15. Pain/Injury/Illness-Based

It sucks to be chronically ill or in pain. Enough said.

16. Personality-Based

Chronic conflicts in identity, problems processing emotions, chronic relational conflicts, and so forth give rise to a disaffected, shutdown mood.

17. Postpartum

Giving birth is a major process, both behaviorally and hormonally, involving massive fluctuations, coupled with much stress. If the woman is vulnerable, doesn’t receive much in the way of good social support, and has trouble harmonizing with her child, shutdown is a likely response. And it often generates feelings of self-blame and guilt for being a bad mother, which only makes things worse.

18. Private/Split Off

Happy or “fine” on the outside, this is when an individual experiences periods of intense misery that they cannot understand, accept, or share with others. So they suffer in private, hide their feelings, and try to fake it until they make it. Sometimes, though, they “blow” and then end up killing themselves, and everyone around them can’t believe it, because they seemed fine. See here for an example.

19. Rage-Based/Turning Against the Other

This is a simmering, irritable paranoia, whereby others are seen as the cause of all one’s problems. Likely, these individuals have a history of being betrayed or traumatized, of which they cannot let go.

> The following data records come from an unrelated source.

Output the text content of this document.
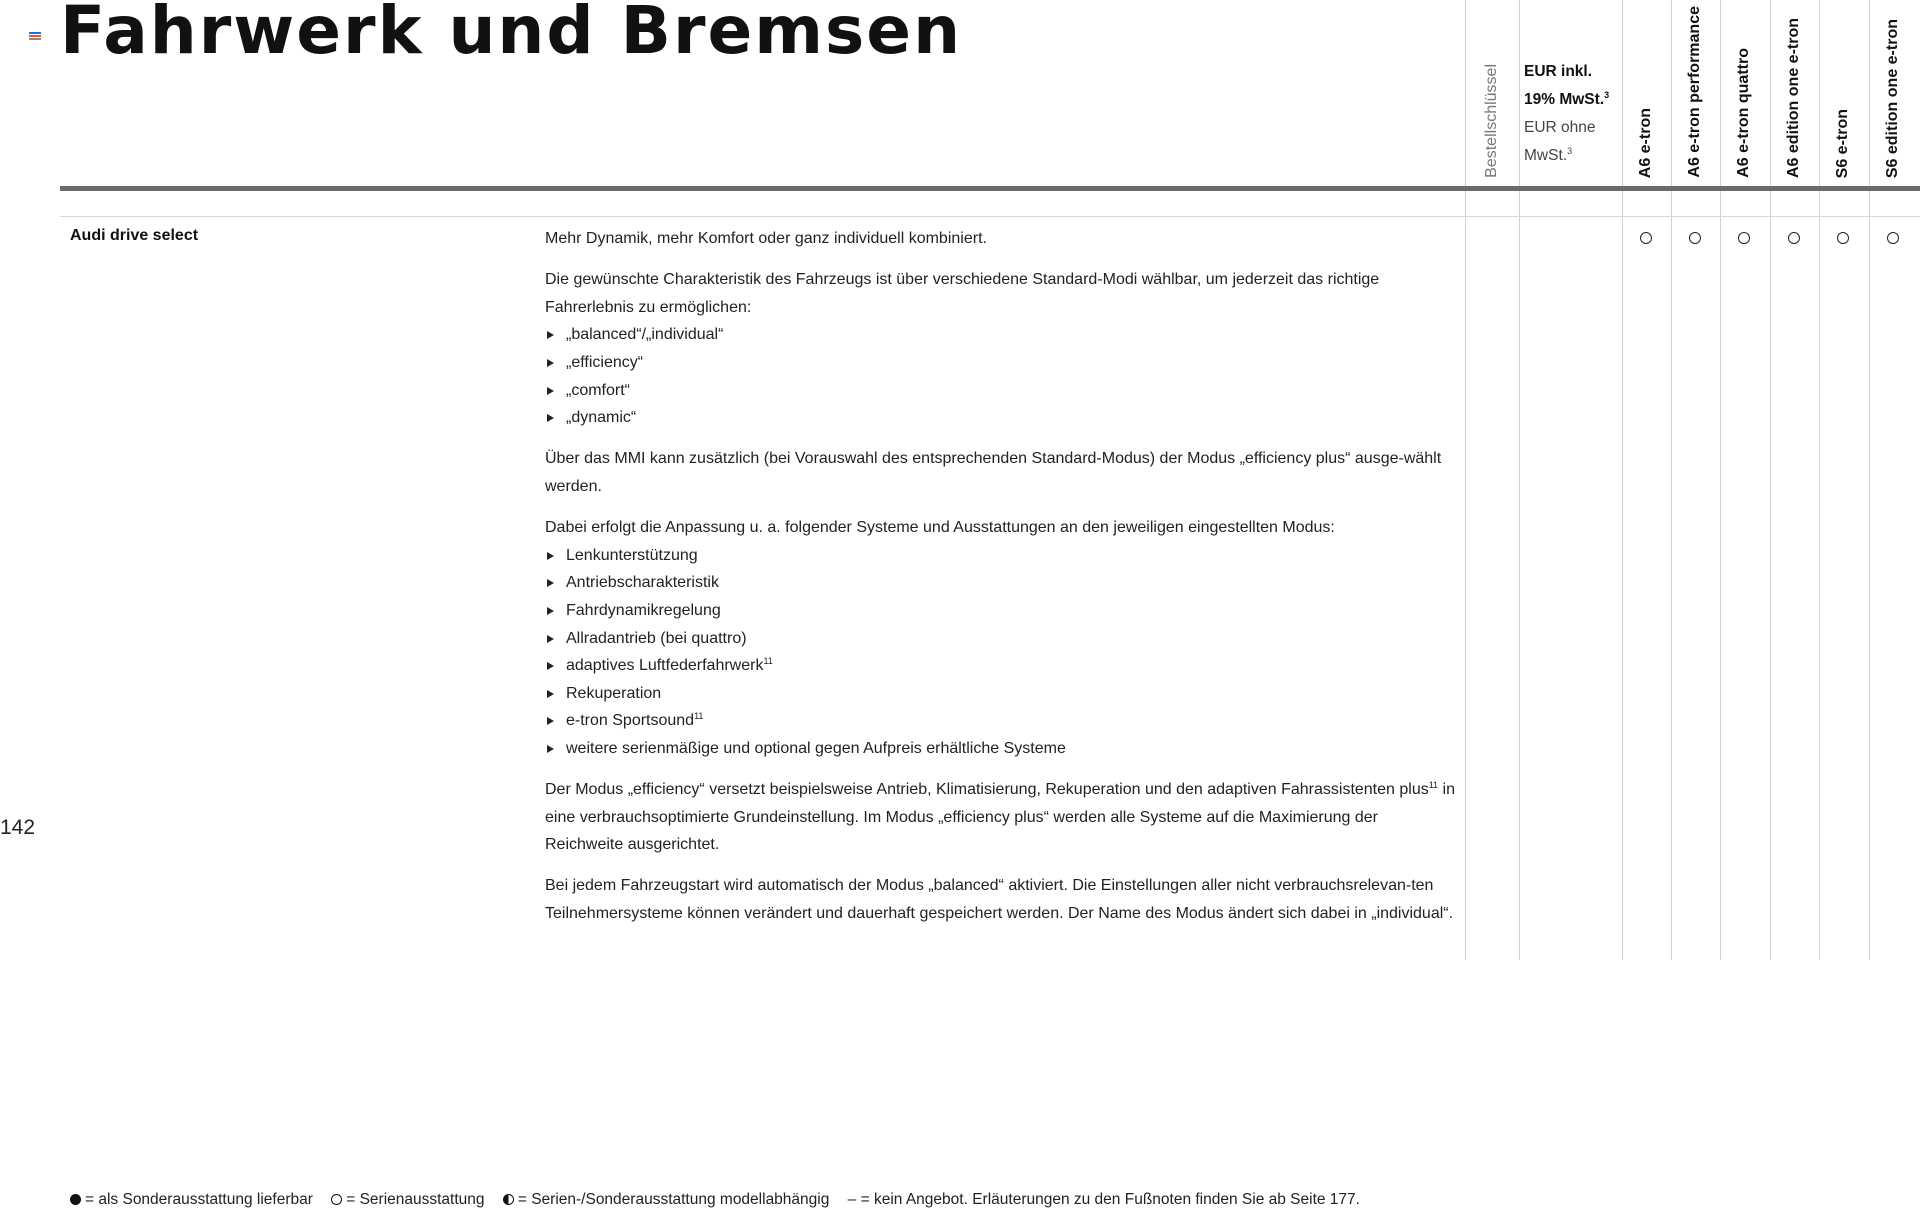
Fahrwerk und Bremsen
Bestellschlüssel EUR inkl.
19% MwSt.$^3$
EUR ohne
MwSt.$^3$	A6 e-tron A6 e-tron performance A6 e-tron quattro A6 edition one e-tron S6 e-tron S6 edition one e-tron
Audi drive select	Mehr Dynamik, mehr Komfort oder ganz individuell kombiniert.

Die gewünschte Charakteristik des Fahrzeugs ist über verschiedene Standard-Modi wählbar, um jederzeit das richtige Fahrerlebnis zu ermöglichen:

„balanced“/„individual“
„efficiency“
„comfort“
„dynamic“

Über das MMI kann zusätzlich (bei Vorauswahl des entsprechenden Standard-Modus) der Modus „efficiency plus“ ausge-wählt werden.

Dabei erfolgt die Anpassung u. a. folgender Systeme und Ausstattungen an den jeweiligen eingestellten Modus:

Lenkunterstützung
Antriebscharakteristik
Fahrdynamikregelung
Allradantrieb (bei quattro)
adaptives Luftfederfahrwerk$^{11}$
Rekuperation
e-tron Sportsound$^{11}$
weitere serienmäßige und optional gegen Aufpreis erhältliche Systeme

Der Modus „efficiency“ versetzt beispielsweise Antrieb, Klimatisierung, Rekuperation und den adaptiven Fahrassistenten plus$^{11}$ in eine verbrauchsoptimierte Grundeinstellung. Im Modus „efficiency plus“ werden alle Systeme auf die Maximierung der Reichweite ausgerichtet.

Bei jedem Fahrzeugstart wird automatisch der Modus „balanced“ aktiviert. Die Einstellungen aller nicht verbrauchsrelevan-ten Teilnehmersysteme können verändert und dauerhaft gespeichert werden. Der Name des Modus ändert sich dabei in „individual“.

142
= als Sonderausstattung lieferbar = Serienausstattung = Serien-/Sonderausstattung modellabhängig – = kein Angebot. Erläuterungen zu den Fußnoten finden Sie ab Seite 177.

Often, they treat others poorly, which only leaves them more isolated and bitter.

20. Seasonal

As is often included in official diagnostic taxonomies like the DSM (i.e., SAD), a number of individuals get depressed as the weather gets darker and colder. This might relate to some sort of partial hibernation tendency, which would be consistent with the basic logic of the BSM.

21. Shame-Based/Turning Against the Self

One of the most common features, this emerges when the individual attacks themselves for their feelings, so they feel negative and then attack themselves for feeling negative. These are individuals who “hate being this way” and hate being a burden. They also tend to be very worried about criticism from others and socially anxious.

22. Substance Abuse Induced

This is secondary to becoming dependent on particular substances (drugs, foods, etc.), which are usually taken to dull the pain. Then, either the pain comes back, and the person feels worse because of the problems of the substance use, or the person stops, but is left feeling empty and experiences chronic withdrawal and cravings.

23. Trauma-Based

When an individual experiences a trauma that cannot be integrated into consciousness, the episodic memory and associated feelings remain active and press upon the individual as flashbacks, intrusive imageries, nightmares, and so forth. It is exhausting, disturbing, and paralyzing.